The unvaccinated tennis ace, whose visa was initially cancelled before being reinstated by a judge on Monday, is hoping to win his 21st Grand Slam title at the tournament — a record for the sport. Djokovic had previously been granted a medical exemption to enter Australia despite the country’s strict vaccination requirements.
In a statement released to the press, Australia’s immigration minister Alex Hawke cited “public interest” as the motivation behind the move, claiming the government is “firmly committed to protecting Australia’s borders, particularly in relation to the COVID-19 pandemic.

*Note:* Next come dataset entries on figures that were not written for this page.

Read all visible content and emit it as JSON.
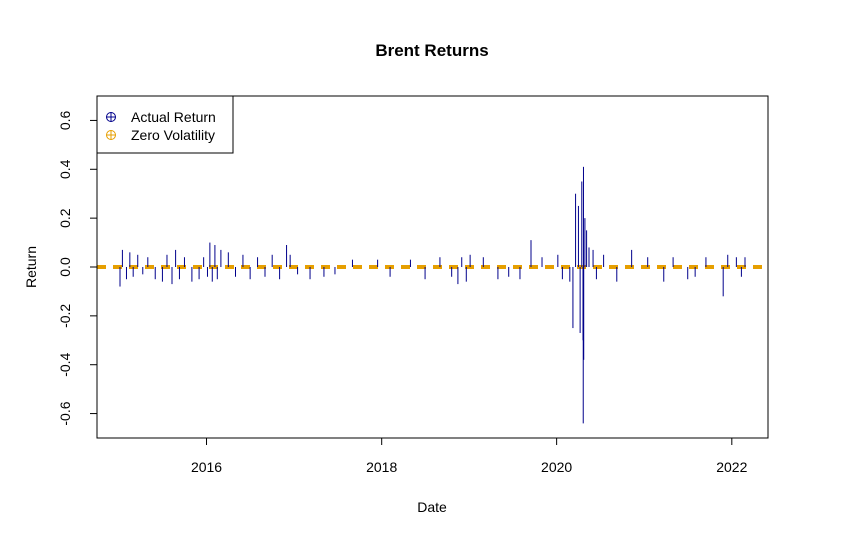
{
  "chart_data": {
    "type": "line",
    "title": "Brent Returns",
    "xlabel": "Date",
    "ylabel": "Return",
    "x_ticks": [
      "2016",
      "2018",
      "2020",
      "2022"
    ],
    "y_ticks": [
      "-0.6",
      "-0.4",
      "-0.2",
      "0.0",
      "0.2",
      "0.4",
      "0.6"
    ],
    "xlim": [
      "2014-10-01",
      "2022-06-01"
    ],
    "ylim": [
      -0.7,
      0.7
    ],
    "grid": false,
    "legend_position": "top-left",
    "series": [
      {
        "name": "Actual Return",
        "color": "#00008b",
        "style": "vertical-lines",
        "x": [
          "2015-01-05",
          "2015-01-15",
          "2015-02-01",
          "2015-02-15",
          "2015-03-01",
          "2015-03-20",
          "2015-04-10",
          "2015-05-01",
          "2015-06-01",
          "2015-07-01",
          "2015-07-20",
          "2015-08-10",
          "2015-08-25",
          "2015-09-10",
          "2015-10-01",
          "2015-11-01",
          "2015-12-01",
          "2015-12-20",
          "2016-01-05",
          "2016-01-15",
          "2016-01-25",
          "2016-02-05",
          "2016-02-15",
          "2016-03-01",
          "2016-04-01",
          "2016-05-01",
          "2016-06-01",
          "2016-07-01",
          "2016-08-01",
          "2016-09-01",
          "2016-10-01",
          "2016-11-01",
          "2016-11-30",
          "2016-12-15",
          "2017-01-15",
          "2017-03-08",
          "2017-05-05",
          "2017-06-20",
          "2017-09-01",
          "2017-12-15",
          "2018-02-05",
          "2018-05-01",
          "2018-07-01",
          "2018-09-01",
          "2018-10-20",
          "2018-11-15",
          "2018-12-01",
          "2018-12-20",
          "2019-01-05",
          "2019-03-01",
          "2019-05-01",
          "2019-06-15",
          "2019-08-01",
          "2019-09-16",
          "2019-11-01",
          "2020-01-06",
          "2020-01-25",
          "2020-02-25",
          "2020-03-09",
          "2020-03-20",
          "2020-04-01",
          "2020-04-08",
          "2020-04-15",
          "2020-04-20",
          "2020-04-21",
          "2020-04-22",
          "2020-04-23",
          "2020-04-28",
          "2020-05-05",
          "2020-05-15",
          "2020-06-01",
          "2020-06-15",
          "2020-07-15",
          "2020-09-08",
          "2020-11-09",
          "2021-01-15",
          "2021-03-23",
          "2021-05-01",
          "2021-07-01",
          "2021-08-01",
          "2021-09-15",
          "2021-11-26",
          "2021-12-15",
          "2022-01-20",
          "2022-02-10",
          "2022-02-25"
        ],
        "y": [
          -0.08,
          0.07,
          -0.05,
          0.06,
          -0.04,
          0.05,
          -0.03,
          0.04,
          -0.05,
          -0.06,
          0.05,
          -0.07,
          0.07,
          -0.05,
          0.04,
          -0.06,
          -0.05,
          0.04,
          -0.04,
          0.1,
          -0.06,
          0.09,
          -0.05,
          0.07,
          0.06,
          -0.04,
          0.05,
          -0.05,
          0.04,
          -0.04,
          0.05,
          -0.05,
          0.09,
          0.05,
          -0.03,
          -0.05,
          -0.04,
          -0.03,
          0.03,
          0.03,
          -0.04,
          0.03,
          -0.05,
          0.04,
          -0.04,
          -0.07,
          0.04,
          -0.06,
          0.05,
          0.04,
          -0.05,
          -0.04,
          -0.05,
          0.11,
          0.04,
          0.05,
          -0.05,
          -0.06,
          -0.25,
          0.3,
          0.25,
          -0.27,
          0.35,
          -0.3,
          -0.64,
          0.41,
          -0.38,
          0.2,
          0.15,
          0.08,
          0.07,
          -0.05,
          0.05,
          -0.06,
          0.07,
          0.04,
          -0.06,
          0.04,
          -0.05,
          -0.04,
          0.04,
          -0.12,
          0.05,
          0.04,
          -0.04,
          0.04
        ]
      },
      {
        "name": "Zero Volatility",
        "color": "#e69f00",
        "style": "dashed-line",
        "x": [
          "2014-10-01",
          "2022-06-01"
        ],
        "y": [
          0.0,
          0.0
        ]
      }
    ]
  }
}
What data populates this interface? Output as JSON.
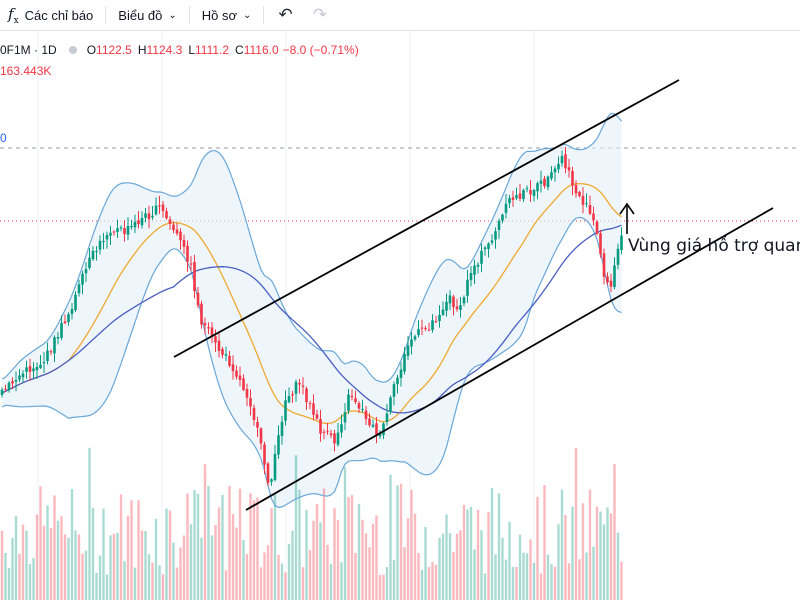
{
  "toolbar": {
    "indicators_label": "Các chỉ báo",
    "chart_type_label": "Biểu đồ",
    "profile_label": "Hồ sơ"
  },
  "legend": {
    "symbol": "0F1M · 1D",
    "open_key": "O",
    "open": "1122.5",
    "high_key": "H",
    "high": "1124.3",
    "low_key": "L",
    "low": "1111.2",
    "close_key": "C",
    "close": "1116.0",
    "change": "−8.0 (−0.71%)",
    "volume": "163.443K",
    "axis_fragment": "0"
  },
  "annotation": "Vùng giá hỗ trợ quan",
  "colors": {
    "up": "#089981",
    "down": "#f23645",
    "upper_band": "#6aa7d8",
    "middle_band": "#f0a830",
    "ma_line": "#4a5fc1",
    "band_fill": "#e3f0fa"
  },
  "icons": {
    "indicators": "function-icon",
    "undo": "undo-icon",
    "redo": "redo-icon"
  }
}
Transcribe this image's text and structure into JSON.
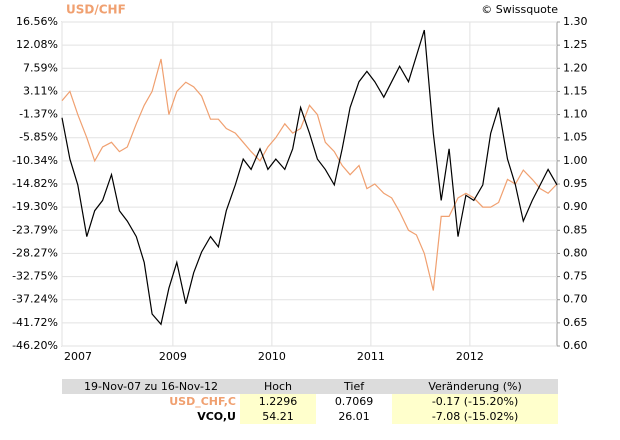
{
  "chart_data": {
    "type": "line",
    "title": "USD/CHF",
    "credit": "© Swissquote",
    "x": [
      2007.88,
      2007.96,
      2008.04,
      2008.13,
      2008.21,
      2008.29,
      2008.38,
      2008.46,
      2008.54,
      2008.63,
      2008.71,
      2008.79,
      2008.88,
      2008.96,
      2009.04,
      2009.13,
      2009.21,
      2009.29,
      2009.38,
      2009.46,
      2009.54,
      2009.63,
      2009.71,
      2009.79,
      2009.88,
      2009.96,
      2010.04,
      2010.13,
      2010.21,
      2010.29,
      2010.38,
      2010.46,
      2010.54,
      2010.63,
      2010.71,
      2010.79,
      2010.88,
      2010.96,
      2011.04,
      2011.13,
      2011.21,
      2011.29,
      2011.38,
      2011.46,
      2011.54,
      2011.63,
      2011.71,
      2011.79,
      2011.88,
      2011.96,
      2012.04,
      2012.13,
      2012.21,
      2012.29,
      2012.38,
      2012.46,
      2012.54,
      2012.63,
      2012.71,
      2012.79,
      2012.88
    ],
    "series": [
      {
        "color": "#f0a070",
        "axis": "y2",
        "values": [
          1.13,
          1.15,
          1.1,
          1.05,
          1.0,
          1.03,
          1.04,
          1.02,
          1.03,
          1.08,
          1.12,
          1.15,
          1.22,
          1.1,
          1.15,
          1.17,
          1.16,
          1.14,
          1.09,
          1.09,
          1.07,
          1.06,
          1.04,
          1.02,
          1.0,
          1.03,
          1.05,
          1.08,
          1.06,
          1.07,
          1.12,
          1.1,
          1.04,
          1.02,
          0.99,
          0.97,
          0.99,
          0.94,
          0.95,
          0.93,
          0.92,
          0.89,
          0.85,
          0.84,
          0.8,
          0.72,
          0.88,
          0.88,
          0.92,
          0.93,
          0.92,
          0.9,
          0.9,
          0.91,
          0.96,
          0.95,
          0.98,
          0.96,
          0.94,
          0.93,
          0.95
        ]
      },
      {
        "color": "#000000",
        "axis": "y",
        "values": [
          -2,
          -10,
          -15,
          -25,
          -20,
          -18,
          -13,
          -20,
          -22,
          -25,
          -30,
          -40,
          -42,
          -35,
          -30,
          -38,
          -32,
          -28,
          -25,
          -27,
          -20,
          -15,
          -10,
          -12,
          -8,
          -12,
          -10,
          -12,
          -8,
          0,
          -5,
          -10,
          -12,
          -15,
          -8,
          0,
          5,
          7,
          5,
          2,
          5,
          8,
          5,
          10,
          15,
          -5,
          -18,
          -8,
          -25,
          -17,
          -18,
          -15,
          -5,
          0,
          -10,
          -15,
          -22,
          -18,
          -15,
          -12,
          -15
        ]
      }
    ],
    "xlim": [
      2007.88,
      2012.88
    ],
    "xticks": [
      {
        "value": 2007.88,
        "label": "2007"
      },
      2009,
      2010,
      2011,
      2012
    ],
    "ylim": [
      -46.2,
      16.56
    ],
    "yticks": [
      {
        "value": 16.56,
        "label": "16.56%"
      },
      {
        "value": 12.08,
        "label": "12.08%"
      },
      {
        "value": 7.59,
        "label": "7.59%"
      },
      {
        "value": 3.11,
        "label": "3.11%"
      },
      {
        "value": -1.37,
        "label": "-1.37%"
      },
      {
        "value": -5.85,
        "label": "-5.85%"
      },
      {
        "value": -10.34,
        "label": "-10.34%"
      },
      {
        "value": -14.82,
        "label": "-14.82%"
      },
      {
        "value": -19.3,
        "label": "-19.30%"
      },
      {
        "value": -23.79,
        "label": "-23.79%"
      },
      {
        "value": -28.27,
        "label": "-28.27%"
      },
      {
        "value": -32.75,
        "label": "-32.75%"
      },
      {
        "value": -37.24,
        "label": "-37.24%"
      },
      {
        "value": -41.72,
        "label": "-41.72%"
      },
      {
        "value": -46.2,
        "label": "-46.20%"
      }
    ],
    "y2lim": [
      0.6,
      1.3
    ],
    "y2ticks": [
      {
        "value": 1.3,
        "label": "1.30"
      },
      1.25,
      {
        "value": 1.2,
        "label": "1.20"
      },
      1.15,
      {
        "value": 1.1,
        "label": "1.10"
      },
      1.05,
      {
        "value": 1.0,
        "label": "1.00"
      },
      0.95,
      {
        "value": 0.9,
        "label": "0.90"
      },
      0.85,
      {
        "value": 0.8,
        "label": "0.80"
      },
      0.75,
      {
        "value": 0.7,
        "label": "0.70"
      },
      0.65,
      {
        "value": 0.6,
        "label": "0.60"
      }
    ],
    "grid": true
  },
  "table": {
    "header": [
      "19-Nov-07 zu 16-Nov-12",
      "Hoch",
      "Tief",
      "Veränderung (%)"
    ],
    "rows": [
      [
        "USD_CHF,C",
        "1.2296",
        "0.7069",
        "-0.17 (-15.20%)"
      ],
      [
        "VCO,U",
        "54.21",
        "26.01",
        "-7.08 (-15.02%)"
      ]
    ]
  }
}
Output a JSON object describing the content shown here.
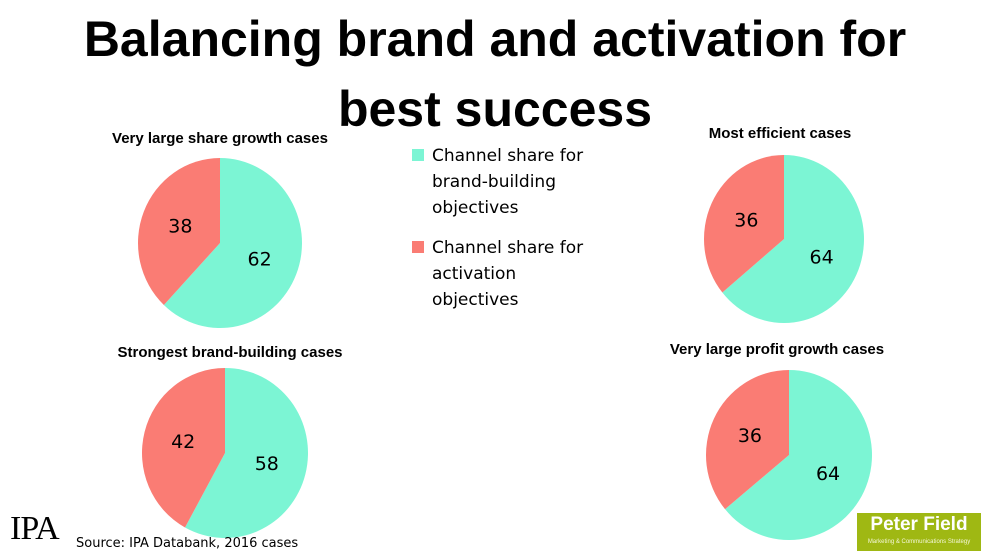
{
  "title_line1": "Balancing brand and activation for",
  "title_line2": "best success",
  "colors": {
    "brand": "#7cf5d4",
    "activation": "#fa7c74"
  },
  "legend": [
    {
      "label_lines": [
        "Channel share for",
        "brand-building",
        "objectives"
      ],
      "color": "#7cf5d4"
    },
    {
      "label_lines": [
        "Channel share for",
        "activation",
        "objectives"
      ],
      "color": "#fa7c74"
    }
  ],
  "chart_data": [
    {
      "type": "pie",
      "title": "Very large share growth cases",
      "slices": [
        {
          "label": "Channel share for brand-building objectives",
          "value": 62
        },
        {
          "label": "Channel share for activation objectives",
          "value": 38
        }
      ]
    },
    {
      "type": "pie",
      "title": "Most efficient cases",
      "slices": [
        {
          "label": "Channel share for brand-building objectives",
          "value": 64
        },
        {
          "label": "Channel share for activation objectives",
          "value": 36
        }
      ]
    },
    {
      "type": "pie",
      "title": "Strongest brand-building cases",
      "slices": [
        {
          "label": "Channel share for brand-building objectives",
          "value": 58
        },
        {
          "label": "Channel share for activation objectives",
          "value": 42
        }
      ]
    },
    {
      "type": "pie",
      "title": "Very large profit growth cases",
      "slices": [
        {
          "label": "Channel share for brand-building objectives",
          "value": 64
        },
        {
          "label": "Channel share for activation objectives",
          "value": 36
        }
      ]
    }
  ],
  "source": "Source: IPA Databank, 2016 cases",
  "logos": {
    "ipa": "IPA",
    "peter_field_name": "Peter Field",
    "peter_field_tagline": "Marketing & Communications Strategy"
  }
}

Djokovic has been an outspoken about his anti-vaccine status, stating he was “opposed” to the process during a livestream in 2020.
The 34-year-old is expected to appeal the decision. A hearing on the matter was scheduled for Friday evening, according to the Associated Press.
The revocation comes just days after Djokovic publicly addressed claims he provided false information on travel documents submitted to immigration authorities when he arrived in Melbourne on Jan. 5. In an Instagram post Wednesday, Djokovic blamed his agent for the “administrative mistake” of failing to report the tennis player’s international travel in the 14 days before entering Australia.
Australia has weathered lengthy, months-long lockdowns throughout the course of the pandemic. On Friday, the country reported 130,000 new Covid-19 cases — including nearly 35,000 in the state of Victoria, where the Australian Open is held.
“This pandemic has been incredibly difficult for every Australian but we have stuck together and saved lives and livelihoods,” Australian Prime Minister Scott Morrison said of the decision in a statement. “Australians have made many sacrifices during this pandemic, and they rightly expect the result of those sacrifices to be protected.”